I generally believe that progressive education reform should include a healthy investment in the public charter sector, with careful oversight and attempts to re-create successful charter models. But as someone who writes frequently about the astounding levels of segregation within the American education system -- a problem that is getting worse, not better -- it is disheartening to realize the extent to which the "charterization" of some urban public school systems may be deepening segregation.
The New York Times is following two related stories. First, in Minneapolis, immigrant groups are clustering their children in charter schools that seek to preserve home cultures and language, such as Hmong and Somali. And in New York City, two years after an Arabic language-themed public school resulted in protest from conservatives, a state charter committee has approved, 8-1, the creation of the Hebrew Language Academy Charter School in Brooklyn, set to open its doors in September.

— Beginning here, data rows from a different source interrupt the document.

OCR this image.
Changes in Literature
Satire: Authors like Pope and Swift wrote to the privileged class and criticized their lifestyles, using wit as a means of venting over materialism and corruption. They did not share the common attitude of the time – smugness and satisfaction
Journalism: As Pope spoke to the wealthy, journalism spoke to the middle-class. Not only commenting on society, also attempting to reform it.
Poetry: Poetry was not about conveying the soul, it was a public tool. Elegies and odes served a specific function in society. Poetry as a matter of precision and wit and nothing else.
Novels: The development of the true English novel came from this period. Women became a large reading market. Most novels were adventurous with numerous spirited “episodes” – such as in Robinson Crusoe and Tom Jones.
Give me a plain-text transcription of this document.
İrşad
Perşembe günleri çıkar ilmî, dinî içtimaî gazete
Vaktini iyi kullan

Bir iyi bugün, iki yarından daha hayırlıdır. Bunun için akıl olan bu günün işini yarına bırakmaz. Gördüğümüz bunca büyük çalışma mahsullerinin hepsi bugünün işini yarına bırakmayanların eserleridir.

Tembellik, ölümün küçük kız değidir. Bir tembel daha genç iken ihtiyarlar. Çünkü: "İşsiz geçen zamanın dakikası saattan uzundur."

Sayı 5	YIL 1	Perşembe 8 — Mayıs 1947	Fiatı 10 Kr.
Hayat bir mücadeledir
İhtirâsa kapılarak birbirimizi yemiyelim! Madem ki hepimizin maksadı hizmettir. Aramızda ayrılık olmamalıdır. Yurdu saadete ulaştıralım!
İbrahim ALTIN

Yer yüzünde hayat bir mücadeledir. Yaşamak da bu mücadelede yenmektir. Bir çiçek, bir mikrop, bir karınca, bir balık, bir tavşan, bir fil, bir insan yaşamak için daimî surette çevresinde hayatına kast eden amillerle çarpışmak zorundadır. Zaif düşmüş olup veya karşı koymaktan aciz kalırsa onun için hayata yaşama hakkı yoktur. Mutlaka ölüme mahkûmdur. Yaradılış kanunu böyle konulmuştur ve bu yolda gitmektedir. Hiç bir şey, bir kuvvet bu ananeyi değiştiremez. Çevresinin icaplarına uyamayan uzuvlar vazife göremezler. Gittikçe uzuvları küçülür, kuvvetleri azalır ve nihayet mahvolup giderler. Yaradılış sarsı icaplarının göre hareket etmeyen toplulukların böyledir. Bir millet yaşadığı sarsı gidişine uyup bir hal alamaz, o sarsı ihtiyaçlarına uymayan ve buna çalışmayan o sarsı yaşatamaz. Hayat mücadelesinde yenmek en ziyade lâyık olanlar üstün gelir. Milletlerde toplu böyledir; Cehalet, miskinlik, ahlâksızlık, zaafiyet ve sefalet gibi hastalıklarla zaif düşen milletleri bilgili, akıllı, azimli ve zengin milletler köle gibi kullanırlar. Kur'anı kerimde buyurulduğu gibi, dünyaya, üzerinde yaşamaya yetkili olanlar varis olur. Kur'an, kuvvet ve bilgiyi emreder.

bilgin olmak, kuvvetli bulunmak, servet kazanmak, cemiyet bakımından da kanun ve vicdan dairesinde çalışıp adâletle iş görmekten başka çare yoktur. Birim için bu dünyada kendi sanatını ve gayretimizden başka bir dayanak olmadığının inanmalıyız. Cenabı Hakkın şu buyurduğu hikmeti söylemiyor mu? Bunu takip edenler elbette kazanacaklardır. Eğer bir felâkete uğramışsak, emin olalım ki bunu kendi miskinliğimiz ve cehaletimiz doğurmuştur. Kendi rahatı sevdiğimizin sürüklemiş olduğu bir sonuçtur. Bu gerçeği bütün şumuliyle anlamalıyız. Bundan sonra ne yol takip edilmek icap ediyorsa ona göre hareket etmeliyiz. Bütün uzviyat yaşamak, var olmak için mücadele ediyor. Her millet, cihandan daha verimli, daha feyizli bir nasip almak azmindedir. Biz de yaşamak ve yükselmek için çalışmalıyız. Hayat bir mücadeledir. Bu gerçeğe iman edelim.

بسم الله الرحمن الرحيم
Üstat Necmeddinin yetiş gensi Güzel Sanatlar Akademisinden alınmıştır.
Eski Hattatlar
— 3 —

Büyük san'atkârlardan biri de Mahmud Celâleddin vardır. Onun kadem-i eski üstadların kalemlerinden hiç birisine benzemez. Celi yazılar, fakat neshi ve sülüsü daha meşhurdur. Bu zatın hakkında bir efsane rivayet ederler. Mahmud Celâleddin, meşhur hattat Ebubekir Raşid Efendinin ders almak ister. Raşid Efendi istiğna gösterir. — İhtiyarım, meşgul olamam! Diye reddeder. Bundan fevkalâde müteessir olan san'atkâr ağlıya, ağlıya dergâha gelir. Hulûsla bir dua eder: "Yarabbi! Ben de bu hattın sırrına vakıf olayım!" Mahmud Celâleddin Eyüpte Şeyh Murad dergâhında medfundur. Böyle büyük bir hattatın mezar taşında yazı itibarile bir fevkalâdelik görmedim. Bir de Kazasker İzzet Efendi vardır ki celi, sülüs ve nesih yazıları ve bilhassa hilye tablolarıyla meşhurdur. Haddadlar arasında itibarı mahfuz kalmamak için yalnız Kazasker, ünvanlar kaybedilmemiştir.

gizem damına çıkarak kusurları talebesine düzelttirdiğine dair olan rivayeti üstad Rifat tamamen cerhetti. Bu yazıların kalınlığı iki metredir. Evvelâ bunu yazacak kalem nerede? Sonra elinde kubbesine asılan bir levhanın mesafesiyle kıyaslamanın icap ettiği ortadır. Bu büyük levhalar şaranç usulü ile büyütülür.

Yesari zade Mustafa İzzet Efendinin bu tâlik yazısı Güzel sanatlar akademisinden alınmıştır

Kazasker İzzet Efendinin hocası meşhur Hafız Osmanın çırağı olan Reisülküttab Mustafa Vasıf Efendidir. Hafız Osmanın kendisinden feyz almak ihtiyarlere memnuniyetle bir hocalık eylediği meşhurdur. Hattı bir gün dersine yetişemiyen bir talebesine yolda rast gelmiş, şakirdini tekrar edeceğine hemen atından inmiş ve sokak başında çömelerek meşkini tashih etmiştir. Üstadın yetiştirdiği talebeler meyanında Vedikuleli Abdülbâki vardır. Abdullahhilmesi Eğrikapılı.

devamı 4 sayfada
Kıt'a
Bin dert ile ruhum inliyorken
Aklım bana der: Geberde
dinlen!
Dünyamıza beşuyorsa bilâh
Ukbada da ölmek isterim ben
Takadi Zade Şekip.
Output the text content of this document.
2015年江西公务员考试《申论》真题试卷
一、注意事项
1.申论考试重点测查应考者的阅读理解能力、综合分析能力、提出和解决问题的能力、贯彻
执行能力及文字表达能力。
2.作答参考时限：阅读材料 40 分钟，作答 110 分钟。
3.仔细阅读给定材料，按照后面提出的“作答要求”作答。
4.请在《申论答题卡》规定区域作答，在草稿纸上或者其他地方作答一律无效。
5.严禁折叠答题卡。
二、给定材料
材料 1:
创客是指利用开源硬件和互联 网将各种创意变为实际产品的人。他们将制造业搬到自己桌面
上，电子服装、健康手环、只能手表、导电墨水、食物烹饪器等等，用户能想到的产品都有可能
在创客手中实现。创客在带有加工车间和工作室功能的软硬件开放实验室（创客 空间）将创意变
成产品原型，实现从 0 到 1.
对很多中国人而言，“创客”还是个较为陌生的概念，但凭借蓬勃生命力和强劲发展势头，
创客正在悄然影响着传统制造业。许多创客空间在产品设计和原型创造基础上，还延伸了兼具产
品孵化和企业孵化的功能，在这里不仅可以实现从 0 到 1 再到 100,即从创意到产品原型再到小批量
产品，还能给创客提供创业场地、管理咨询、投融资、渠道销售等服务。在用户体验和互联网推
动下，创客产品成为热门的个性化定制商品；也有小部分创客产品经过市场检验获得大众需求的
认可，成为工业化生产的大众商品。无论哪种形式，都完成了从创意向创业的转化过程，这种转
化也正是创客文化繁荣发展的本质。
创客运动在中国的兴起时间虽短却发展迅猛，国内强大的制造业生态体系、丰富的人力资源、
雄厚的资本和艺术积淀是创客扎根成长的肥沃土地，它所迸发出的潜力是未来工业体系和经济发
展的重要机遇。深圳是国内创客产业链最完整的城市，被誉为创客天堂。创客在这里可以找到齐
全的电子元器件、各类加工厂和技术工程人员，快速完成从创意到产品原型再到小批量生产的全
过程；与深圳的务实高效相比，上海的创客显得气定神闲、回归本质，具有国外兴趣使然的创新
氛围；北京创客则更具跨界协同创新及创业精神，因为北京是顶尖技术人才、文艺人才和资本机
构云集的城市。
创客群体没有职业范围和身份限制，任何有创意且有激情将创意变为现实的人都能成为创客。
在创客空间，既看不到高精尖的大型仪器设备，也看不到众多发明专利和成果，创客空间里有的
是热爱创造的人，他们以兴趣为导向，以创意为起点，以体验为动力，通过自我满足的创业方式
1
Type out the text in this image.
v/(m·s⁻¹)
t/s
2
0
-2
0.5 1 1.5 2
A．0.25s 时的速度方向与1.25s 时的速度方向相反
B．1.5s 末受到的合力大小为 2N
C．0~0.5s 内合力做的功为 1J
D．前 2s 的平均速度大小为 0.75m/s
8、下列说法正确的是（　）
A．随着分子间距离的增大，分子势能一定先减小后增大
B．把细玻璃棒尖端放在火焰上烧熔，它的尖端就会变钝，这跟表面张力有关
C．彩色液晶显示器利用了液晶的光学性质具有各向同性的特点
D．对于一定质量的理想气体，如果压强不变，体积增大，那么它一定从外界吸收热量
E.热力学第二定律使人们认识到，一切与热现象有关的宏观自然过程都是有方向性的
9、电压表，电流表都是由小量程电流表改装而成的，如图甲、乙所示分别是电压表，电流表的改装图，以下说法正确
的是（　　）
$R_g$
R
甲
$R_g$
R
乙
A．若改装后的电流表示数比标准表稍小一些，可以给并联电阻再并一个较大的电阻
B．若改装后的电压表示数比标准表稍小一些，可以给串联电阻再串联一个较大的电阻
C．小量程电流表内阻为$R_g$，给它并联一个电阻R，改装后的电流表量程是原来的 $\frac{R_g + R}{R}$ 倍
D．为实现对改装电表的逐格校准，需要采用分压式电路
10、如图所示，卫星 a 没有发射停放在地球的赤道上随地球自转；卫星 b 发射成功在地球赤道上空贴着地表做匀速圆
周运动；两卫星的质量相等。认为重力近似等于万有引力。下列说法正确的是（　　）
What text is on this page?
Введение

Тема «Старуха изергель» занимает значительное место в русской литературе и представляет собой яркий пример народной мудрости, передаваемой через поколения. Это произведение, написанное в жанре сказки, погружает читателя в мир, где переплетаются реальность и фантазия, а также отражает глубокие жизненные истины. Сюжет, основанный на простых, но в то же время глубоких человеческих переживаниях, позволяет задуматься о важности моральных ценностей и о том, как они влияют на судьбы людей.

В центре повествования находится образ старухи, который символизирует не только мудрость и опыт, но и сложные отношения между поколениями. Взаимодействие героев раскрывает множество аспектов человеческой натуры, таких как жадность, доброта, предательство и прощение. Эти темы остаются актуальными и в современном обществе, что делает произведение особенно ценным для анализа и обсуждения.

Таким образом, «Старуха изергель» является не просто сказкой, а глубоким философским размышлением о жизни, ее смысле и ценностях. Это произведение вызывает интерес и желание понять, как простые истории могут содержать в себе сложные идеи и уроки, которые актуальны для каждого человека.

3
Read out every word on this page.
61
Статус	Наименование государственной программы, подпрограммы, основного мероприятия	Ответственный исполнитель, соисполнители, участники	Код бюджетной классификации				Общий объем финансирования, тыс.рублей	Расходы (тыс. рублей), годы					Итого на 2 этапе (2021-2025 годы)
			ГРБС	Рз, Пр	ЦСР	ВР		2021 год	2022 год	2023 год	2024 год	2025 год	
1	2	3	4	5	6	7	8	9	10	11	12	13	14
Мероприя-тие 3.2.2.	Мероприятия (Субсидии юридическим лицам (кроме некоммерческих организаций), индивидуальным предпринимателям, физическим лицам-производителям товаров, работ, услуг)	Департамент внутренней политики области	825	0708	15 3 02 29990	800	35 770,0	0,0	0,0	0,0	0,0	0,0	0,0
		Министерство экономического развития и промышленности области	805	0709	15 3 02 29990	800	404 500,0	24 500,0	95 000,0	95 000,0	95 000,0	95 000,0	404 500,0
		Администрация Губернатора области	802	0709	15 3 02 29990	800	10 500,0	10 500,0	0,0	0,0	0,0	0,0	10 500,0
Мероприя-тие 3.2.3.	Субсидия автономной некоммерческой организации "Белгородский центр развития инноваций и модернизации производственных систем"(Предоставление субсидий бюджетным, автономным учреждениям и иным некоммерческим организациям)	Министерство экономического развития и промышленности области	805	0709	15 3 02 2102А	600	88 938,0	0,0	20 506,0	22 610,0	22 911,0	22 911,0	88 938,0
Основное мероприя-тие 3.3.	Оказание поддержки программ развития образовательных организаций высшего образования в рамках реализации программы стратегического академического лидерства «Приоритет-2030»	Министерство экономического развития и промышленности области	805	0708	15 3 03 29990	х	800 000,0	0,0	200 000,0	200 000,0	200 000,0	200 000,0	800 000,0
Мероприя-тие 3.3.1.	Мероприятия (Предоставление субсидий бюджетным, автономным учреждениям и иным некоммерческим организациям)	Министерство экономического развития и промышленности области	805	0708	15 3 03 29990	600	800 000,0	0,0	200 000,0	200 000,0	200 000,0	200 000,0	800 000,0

The project is funded by hedge fund retiree Michael Steinhardt, one of the donors to Birthright Israel, the program that gives any young American Jew a free trip to Israel. (Full disclosure: I took a Birthright trip in 2006.) Steinhardt's foundation says its vision is to fight the secularization of American Jewry, including intermarriage. "In order to be effective in contemporary culture, religion itself must become more subtle," the website reads. "It must be able to infuse the secular with holiness, so that the spiritual and the secular become one." Yet the school claims it will be totally secular and will teach Hebrew only as a language.
The one state committee member to vote against the school's creation was Saul B. Cohen. The Times reports:
Dr. Cohen questioned whether a Hebrew-language school was needed in a relatively high-performing district and whether a broad swath of students in the district, which is predominantly black, Hispanic and Asian, would be interested in learning Hebrew. (The district also includes neighborhoods with many Jewish immigrants from Russia and Israel.)
“It's a way of getting a good private school with public funds,” Dr. Cohen said.
Indeed, that's how it seems to me. But of course, if this school provides an excellent education to Russian and Israeli immigrants who otherwise wouldn't have been able to afford a quality private school, that will be a good thing. The problem is that this school will further segregate the neighborhood's ethnic groups from one another.